The findings presented here are subject to several limitations. First, our findings may not be generalizable to the wider population of adults who might seek care for mild to moderate COVID-19 in the present era. During the period of this study, there could have been differences in the people who were seeking care due to restrictions on in-person medical encounters or the potential for fear of social stigma related to testing positive for SARS-CoV-2. During this period, mask mandates for public spaces were still in effect in these states, there were bans on indoor dining, and Texas and Wisconsin were still under Emergency Orders [16]. Persons who presented for care during this time might have had more underlying medical conditions or other unmeasured differences. The proportion of participants with an underlying condition who completed the second survey (59%, Table 2) was greater than what was observed among adults enrolled in the US Flu VE Network over multiple seasons prior to the COVID-19 pandemic [41]. Further, many patients approached for participation in the follow-up surveys following initial SARS-CoV-2 test declined, leading to a non-representative and potentially biased sample of all symptomatic patients. Second, we did not test controls for other etiologies besides SARS-CoV-2 and influenza viruses. Finally, our comparison group may have been previously infected with SARS-CoV-2 or infected before the follow-up surveys after testing negative for infection at acute illness. Serology conducted only at one site indicated that approximately 10% of SARS-CoV-2 test-negative patients enrolled at that site had been infected before the second follow-up survey. While excluding these patients did not change results, inclusion of patients with SARS-CoV-2 in the comparison group would bias results towards the null.

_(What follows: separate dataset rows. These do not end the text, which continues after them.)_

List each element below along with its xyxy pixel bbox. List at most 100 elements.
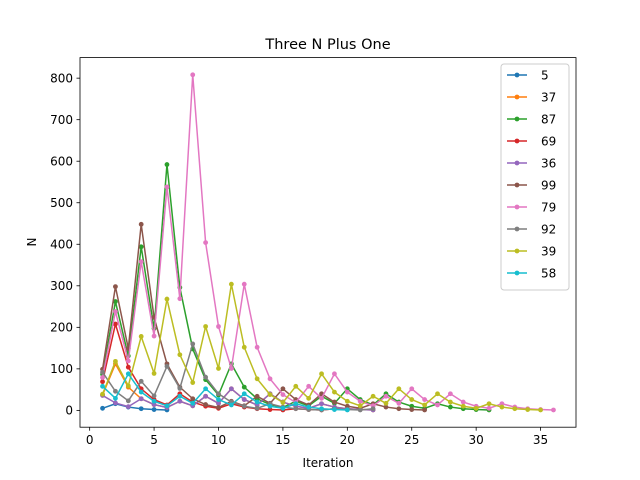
data-point: [332, 399, 337, 405]
x-tick-label: 25: [404, 433, 419, 447]
data-point: [113, 309, 118, 314]
y-tick-label: 400: [50, 238, 73, 252]
data-point: [332, 407, 337, 412]
data-point: [216, 366, 221, 371]
legend-label: 79: [541, 200, 556, 214]
x-tick-label: 15: [275, 433, 290, 447]
data-point: [228, 386, 234, 392]
data-point: [241, 391, 247, 397]
legend-label: 39: [541, 244, 556, 258]
data-point: [138, 396, 144, 402]
data-point: [538, 407, 543, 413]
data-point: [267, 392, 273, 398]
data-point: [383, 393, 389, 399]
series-39: [100, 281, 543, 413]
data-point: [100, 375, 105, 380]
data-point: [138, 334, 144, 339]
series-line: [101, 74, 554, 411]
data-point: [113, 395, 118, 401]
data-point: [203, 402, 209, 407]
data-point: [190, 380, 196, 385]
data-point: [125, 404, 131, 410]
data-point: [460, 403, 466, 409]
y-tick-label: 0: [65, 404, 73, 418]
data-point: [409, 397, 415, 402]
legend-item: 37: [507, 90, 556, 104]
data-point: [151, 402, 157, 407]
data-point: [435, 402, 440, 408]
data-point: [190, 400, 196, 406]
legend-swatch-marker: [514, 204, 520, 210]
data-point: [319, 395, 324, 401]
y-tick-label: 700: [50, 113, 73, 127]
legend-label: 37: [541, 90, 556, 104]
data-point: [100, 383, 105, 389]
legend-label: 92: [541, 222, 556, 236]
legend-item: 69: [507, 134, 556, 148]
x-tick-label: 0: [86, 433, 94, 447]
series-line: [101, 163, 490, 411]
data-point: [190, 341, 196, 347]
legend-box: [500, 63, 570, 291]
plot-frame: [79, 57, 577, 428]
y-tick-label: 600: [50, 155, 73, 169]
legend-swatch-marker: [514, 138, 520, 144]
data-point: [383, 404, 389, 410]
data-point: [254, 405, 260, 411]
data-point: [177, 393, 183, 399]
data-point: [293, 383, 299, 389]
data-point: [267, 403, 273, 409]
legend-swatch-marker: [514, 94, 520, 100]
data-point: [306, 404, 312, 410]
legend-label: 87: [541, 112, 556, 126]
y-tick-label: 300: [50, 279, 73, 293]
data-point: [203, 386, 209, 392]
data-point: [473, 405, 479, 411]
data-point: [409, 407, 415, 412]
data-point: [228, 281, 234, 287]
data-point: [125, 383, 131, 389]
series-99: [100, 221, 428, 413]
data-point: [422, 407, 428, 413]
data-point: [203, 393, 209, 399]
data-point: [241, 397, 247, 402]
data-point: [113, 400, 118, 406]
data-point: [216, 391, 221, 397]
y-axis: 0 100 200 300 400 500 600 700 800: [50, 71, 80, 418]
legend-item: 5: [507, 68, 549, 82]
data-point: [138, 389, 144, 395]
data-point: [164, 403, 170, 409]
data-point: [409, 386, 415, 392]
data-point: [344, 403, 350, 409]
y-tick-label: 100: [50, 362, 73, 376]
legend-label: 36: [541, 156, 556, 170]
data-point: [293, 406, 299, 412]
data-point: [370, 406, 376, 412]
legend-item: 36: [507, 156, 556, 170]
data-point: [100, 405, 105, 411]
data-point: [151, 333, 157, 339]
data-point: [422, 397, 428, 402]
legend-label: 69: [541, 134, 556, 148]
data-point: [100, 369, 105, 375]
data-point: [319, 401, 324, 407]
x-axis-label: Iteration: [303, 456, 354, 470]
data-point: [216, 405, 221, 410]
chart-title: Three N Plus One: [264, 37, 390, 53]
data-point: [396, 406, 402, 412]
data-point: [203, 374, 209, 380]
data-point: [332, 371, 337, 377]
data-point: [100, 391, 105, 397]
legend: 5 37 87 69 36 99 79 92 39 58: [500, 63, 570, 291]
data-point: [344, 389, 350, 395]
data-point: [241, 344, 247, 350]
legend-swatch-marker: [514, 116, 520, 122]
x-axis: 0 5 10 15 20 25 30 35: [86, 427, 548, 447]
data-point: [228, 366, 234, 371]
legend-swatch-marker: [514, 226, 520, 232]
legend-item: 39: [507, 244, 556, 258]
data-point: [164, 184, 170, 190]
y-tick-label: 800: [50, 71, 73, 85]
data-point: [113, 321, 118, 327]
data-point: [280, 392, 286, 398]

These results highlight that many individuals may continue to experience ongoing symptoms in the weeks following an acute respiratory infection and that these symptoms are likely not unique to SARS-CoV-2 infection. Characterization of PCC remains challenging as immune and vaccine history grows more complex and with the emergence of new SARS-CoV-2 variants. Our study was conducted during a unique time during the COVID-19 pandemic. Importantly, the study period preceded widespread COVID-19 vaccination and emergence of the Delta and Omicron variants when patients may have had multiple SARS-CoV-2 infections. As a result, the unvaccinated participants who tested SARS-CoV-2 positive at enrollment were likely infected for the first time. Widespread COVID-19 vaccination efforts and booster campaigns may reduce the occurrence of PCC or modify its characteristics [42]. Inclusion of comparison groups of symptomatic patients with medically attended illness in future evaluations of PCC will help identify contributing SARS-CoV-2-specific factors versus non-specific factors that could be targeted with different interventions.